Connecting related information in software engineering: Software Traceability
My dissertation work, Architecture-Centric Traceability for Stakeholders (ACTS), has focused on effectively managing heterogeneous and distributed information in the domain of software engineering. ACTS addresses the multi-faceted software traceability challenges from the economic, technical, and social perspectives using insights from the fields of e-Science, software architecture, and open hypermedia. Insights were also gleaned from a successful traceability project at Wonderware (see abstract). ACTS prospectively captures links as users perform their development tasks (see mp4).
Later, I incorporated the prospective link capture in ACTS with a machine learning technique known as topic modeling to automatically analyze linked information (see ICSE preprint). Our technique enables software engineers to gain a comprehensive view of the software and its related files (e.g., specifications, bug reports, test results, email).
More recently, I have investigated how to use traceability techniques to manage changes across the software lifecycle, including changes to source code and its accompanying documentation. Change management is a challenging task in software development, as numerous heterogeneous artifacts change at different times and changes to one artifact can impact many other artifacts.

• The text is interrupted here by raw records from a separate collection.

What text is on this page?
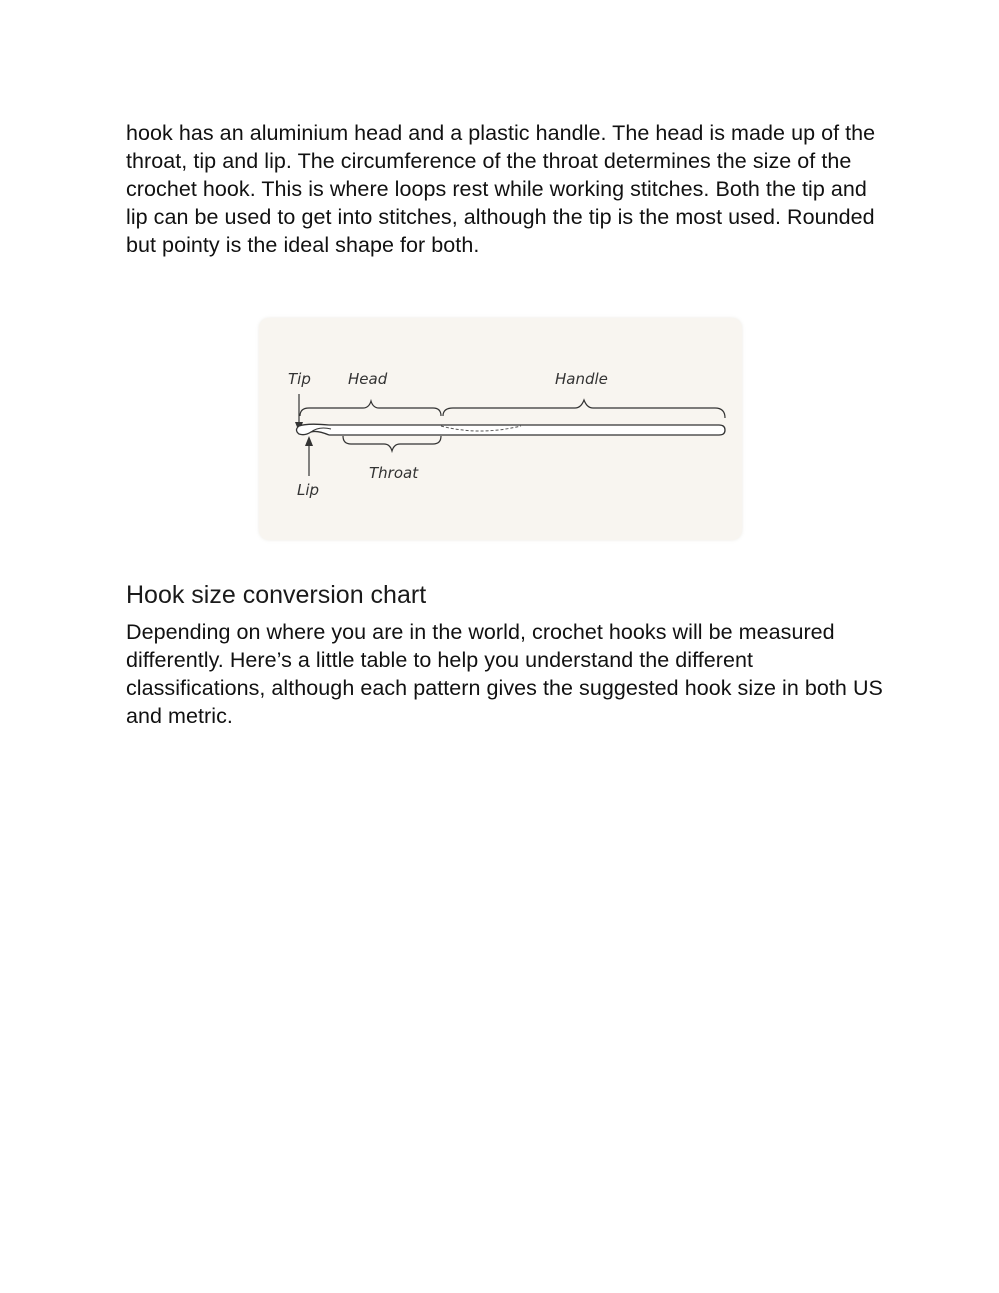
hook has an aluminium head and a plastic handle. The head is made up of the throat, tip and lip. The circumference of the throat determines the size of the crochet hook. This is where loops rest while working stitches. Both the tip and lip can be used to get into stitches, although the tip is the most used. Rounded but pointy is the ideal shape for both.

Tip Head	Handle
Throat
Lip
Hook size conversion chart

Depending on where you are in the world, crochet hooks will be measured differently. Here’s a little table to help you understand the different classifications, although each pattern gives the suggested hook size in both US and metric.
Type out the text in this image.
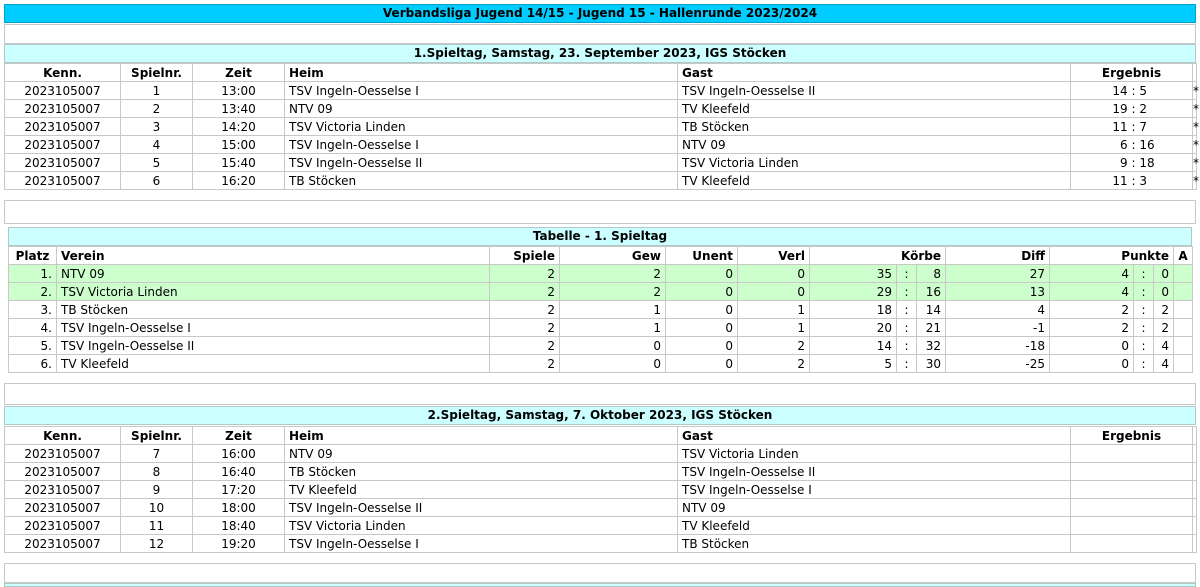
Verbandsliga Jugend 14/15 - Jugend 15 - Hallenrunde 2023/2024
1.Spieltag, Samstag, 23. September 2023, IGS Stöcken
Kenn.	Spielnr.	Zeit	Heim	Gast	Ergebnis	
2023105007	1	13:00	TSV Ingeln-Oesselse I	TSV Ingeln-Oesselse II	14 : 5	*
2023105007	2	13:40	NTV 09	TV Kleefeld	19 : 2	*
2023105007	3	14:20	TSV Victoria Linden	TB Stöcken	11 : 7	*
2023105007	4	15:00	TSV Ingeln-Oesselse I	NTV 09	6 : 16	*
2023105007	5	15:40	TSV Ingeln-Oesselse II	TSV Victoria Linden	9 : 18	*
2023105007	6	16:20	TB Stöcken	TV Kleefeld	11 : 3	*
Tabelle - 1. Spieltag
Platz	Verein	Spiele	Gew	Unent	Verl	Körbe			Diff	Punkte			A
1.	NTV 09	2	2	0	0	35	:	8	27	4	:	0	
2.	TSV Victoria Linden	2	2	0	0	29	:	16	13	4	:	0	
3.	TB Stöcken	2	1	0	1	18	:	14	4	2	:	2	
4.	TSV Ingeln-Oesselse I	2	1	0	1	20	:	21	-1	2	:	2	
5.	TSV Ingeln-Oesselse II	2	0	0	2	14	:	32	-18	0	:	4	
6.	TV Kleefeld	2	0	0	2	5	:	30	-25	0	:	4	
2.Spieltag, Samstag, 7. Oktober 2023, IGS Stöcken
Kenn.	Spielnr.	Zeit	Heim	Gast	Ergebnis	
2023105007	7	16:00	NTV 09	TSV Victoria Linden		
2023105007	8	16:40	TB Stöcken	TSV Ingeln-Oesselse II		
2023105007	9	17:20	TV Kleefeld	TSV Ingeln-Oesselse I		
2023105007	10	18:00	TSV Ingeln-Oesselse II	NTV 09		
2023105007	11	18:40	TSV Victoria Linden	TV Kleefeld		
2023105007	12	19:20	TSV Ingeln-Oesselse I	TB Stöcken		
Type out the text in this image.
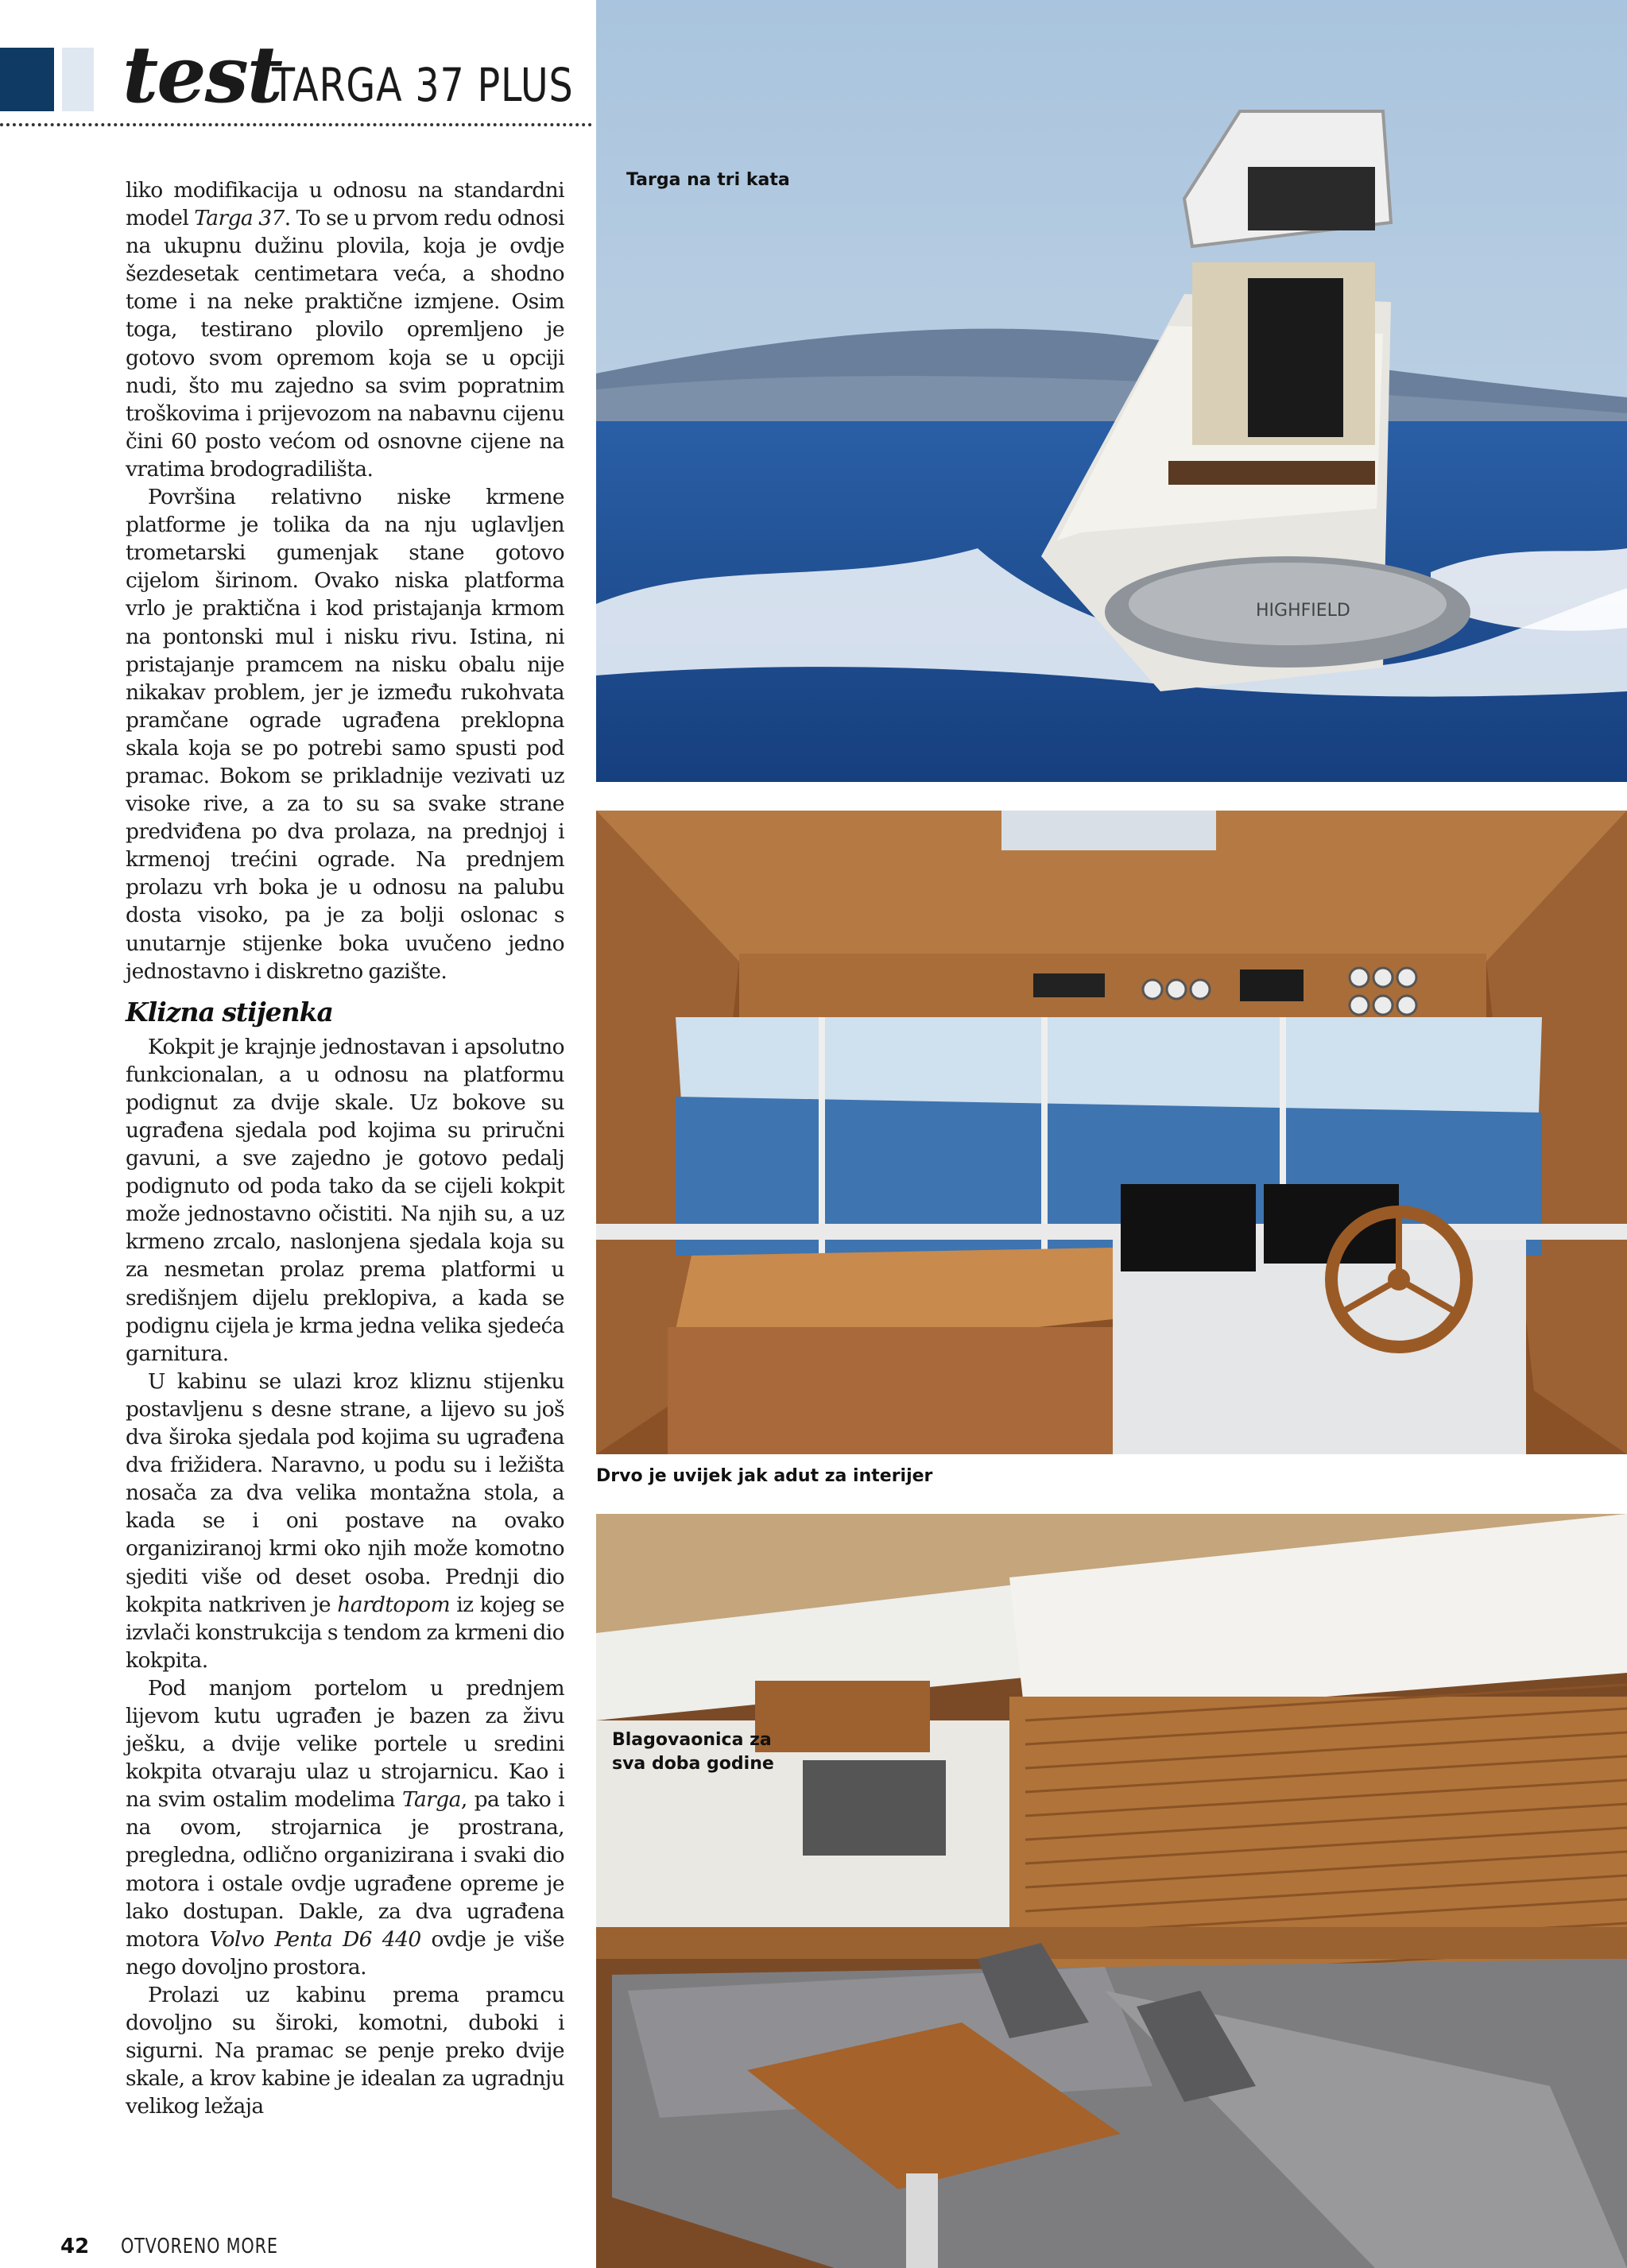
test
TARGA 37 PLUS

liko modifikacija u odnosu na standardni model Targa 37. To se u prvom redu odnosi na ukupnu dužinu plovila, koja je ovdje šezdesetak centimetara veća, a shodno tome i na neke praktične izmjene. Osim toga, testirano plovilo opremljeno je gotovo svom opremom koja se u opciji nudi, što mu zajedno sa svim popratnim troškovima i prijevozom na nabavnu cijenu čini 60 posto većom od osnovne cijene na vratima brodogradilišta.

Površina relativno niske krmene platforme je tolika da na nju uglavljen trometarski gumenjak stane gotovo cijelom širinom. Ovako niska platforma vrlo je praktična i kod pristajanja krmom na pontonski mul i nisku rivu. Istina, ni pristajanje pramcem na nisku obalu nije nikakav problem, jer je između rukohvata pramčane ograde ugrađena preklopna skala koja se po potrebi samo spusti pod pramac. Bokom se prikladnije vezivati uz visoke rive, a za to su sa svake strane predviđena po dva prolaza, na prednjoj i krmenoj trećini ograde. Na prednjem prolazu vrh boka je u odnosu na palubu dosta visoko, pa je za bolji oslonac s unutarnje stijenke boka uvučeno jedno jednostavno i diskretno gazište.

Klizna stijenka

Kokpit je krajnje jednostavan i apsolutno funkcionalan, a u odnosu na platformu podignut za dvije skale. Uz bokove su ugrađena sjedala pod kojima su priručni gavuni, a sve zajedno je gotovo pedalj podignuto od poda tako da se cijeli kokpit može jednostavno očistiti. Na njih su, a uz krmeno zrcalo, naslonjena sjedala koja su za nesmetan prolaz prema platformi u središnjem dijelu preklopiva, a kada se podignu cijela je krma jedna velika sjedeća garnitura.

U kabinu se ulazi kroz kliznu stijenku postavljenu s desne strane, a lijevo su još dva široka sjedala pod kojima su ugrađena dva frižidera. Naravno, u podu su i ležišta nosača za dva velika montažna stola, a kada se i oni postave na ovako organiziranoj krmi oko njih može komotno sjediti više od deset osoba. Prednji dio kokpita natkriven je hardtopom iz kojeg se izvlači konstrukcija s tendom za krmeni dio kokpita.

Pod manjom portelom u prednjem lijevom kutu ugrađen je bazen za živu ješku, a dvije velike portele u sredini kokpita otvaraju ulaz u strojarnicu. Kao i na svim ostalim modelima Targa, pa tako i na ovom, strojarnica je prostrana, pregledna, odlično organizirana i svaki dio motora i ostale ovdje ugrađene opreme je lako dostupan. Dakle, za dva ugrađena motora Volvo Penta D6 440 ovdje je više nego dovoljno prostora.

Prolazi uz kabinu prema pramcu dovoljno su široki, komotni, duboki i sigurni. Na pramac se penje preko dvije skale, a krov kabine je idealan za ugradnju velikog ležaja

42 OTVORENO MORE
HIGHFIELD
Targa na tri kata
Drvo je uvijek jak adut za interijer
Blagovaonica za sva doba godine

Connecting related information in e-Science: Data Provenance
In the domain of eScience, the ability to trace the origin of the data and its connections to the eventual results, referred to as data provenance, is crucial in supporting the repeatability of analyses or experiments. There is a growing need to support data provenance since more and more researchers are using computational resources to collect data, run experiments, and perform scientific analyses.
One way to enable researchers to capture provenance is to provide automated support within a popular analysis tool, such as spreadsheets. Our research group has developed techniques for both capturing changes within a spreadsheet environment (see journal article) and tracking the source of information as it enters the spreadsheet environment (see paper).
In collaboration with researchers at the Lawrence Livermore National Laboratory, we have also examined ways to increase the accessibility of experiment files (see paper and conference presentation by an undergraduate student). Most recently, we have investigated ways to recover provenance for experiments or analyses that occured in the past (see paper).
Connecting related information in software acquisition: License Analysis
In the domain of software acquisition, I investigated the tracing of software license conflicts in heterogeneously composed software systems, in collaboration with Dr. Alspaugh and Dr. Scacchi at UC Irvine (see abstract). To support automated license analysis, we formally describe licenses and open architecture (OA) systems. We then linked the components in the architecture to their corresponding license information. As we traverse the architectural graph, we can automatically detect conflicting rights and obligations between the licenses in a system.